Representative example of intrafocal heterogeneity with both ERG rearrangement negative (a) and rearrangement positive (b) nuclei within the same focus. We also found cases showing intrafocal heterogeneity regarding rearrangement mechanisms. Top nucleus rearranged through deletion and bottom nucleus through insertion (c).

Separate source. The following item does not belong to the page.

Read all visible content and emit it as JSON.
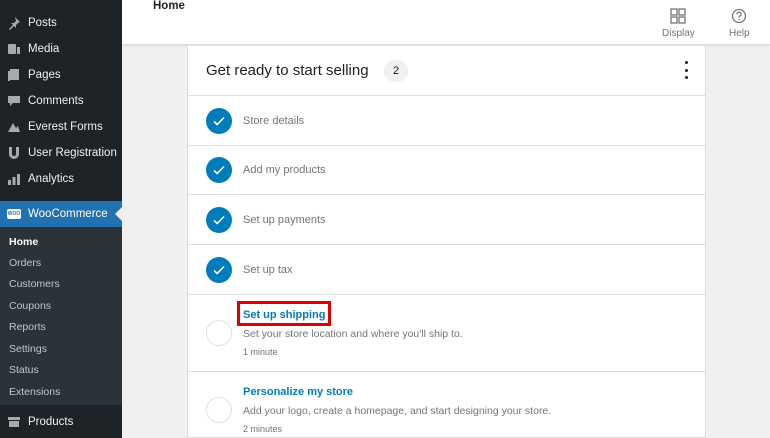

There is emerging data suggesting a functional role of ETS rearranged prostate cancer. However, some areas of clarification are needed. In vitro studies differ in terms of ETS role in cell proliferation. It has been widely shown that overexpression of ERG,[29, 30, 31] ETV1,[32] or ETV5 leads to an increase in cell invasion but not proliferation. Recent studies have shown that inducing expression of ETS (ETV1 or ERG) leads to mouse PIN.[29, 30, 32] Other studies have shown that ERG overexpression does not lead to high-grade PIN in mice but can lead to aggressive adenocarcinoma if in combination with other genetic lesions (eg PTEN loss or AKT activation).[33, 34, 35] Subtle differences between the different mouse models may explain the discrepancies in the observations. Genetic analyses do not show an increase in genomic instability based on ETS rearrangement status. However, the specific types of genomic lesions do differ between rearrangement positive and negative cancers.[36] Thus, there is overwhelming data showing that ETS rearranged prostate cancer are phenotypically and molecularly different from prostate cancers lacking ETS gene rearrangements and that they may constitute a distinct subclass of prostate cancer.

The clinical implications of having a TMPRSS2-ERG fusion prostate cancer are still controversial.[37] Prostate cancer specific fusions are still helpful in the diagnosis of prostate cancer as they are highly cancer specific. In addition, similar to PCA3,[38] the TMPRSS2-ERG fusion can be detected in urine when present in the prostate gland. Hessels et al[39] and Laxman et al[40] both showed that multiplexed post-DRE urine assays searching for TMPRSS2-ERG fusion transcripts had high specificity and therefore may be successful as a prostate cancer screening tool. In both studies the sensitivity is low. The theoretical sensitivity is based on the frequency of the cancer-specific gene fusions. As demonstrated in the current study and other reports, a number of other, albeit less common cancer-specific gene fusions exist and would help improve the sensitivity of such an assay. Furthermore, the list of 5′ fusion partners for ERG and other ETS family members is expanding.[25, 41]

In summary, the frequencies of ETS rearrangement and 5′ fusion partners in this study is similar to what has been previously reported. This is the first study to systematically examine multiple ETS rearrangement in multifocal prostate cancer. Our results demonstrate an additional level of complexity concerning the distribution of gene rearrangements in prostate cancer. This is exemplified by our observation that multiple rearrangements can exist within one prostate gland, within the same tumor focus, and can also occur within the same nucleus. These events need to be further investigated to determine biological or clinical implications.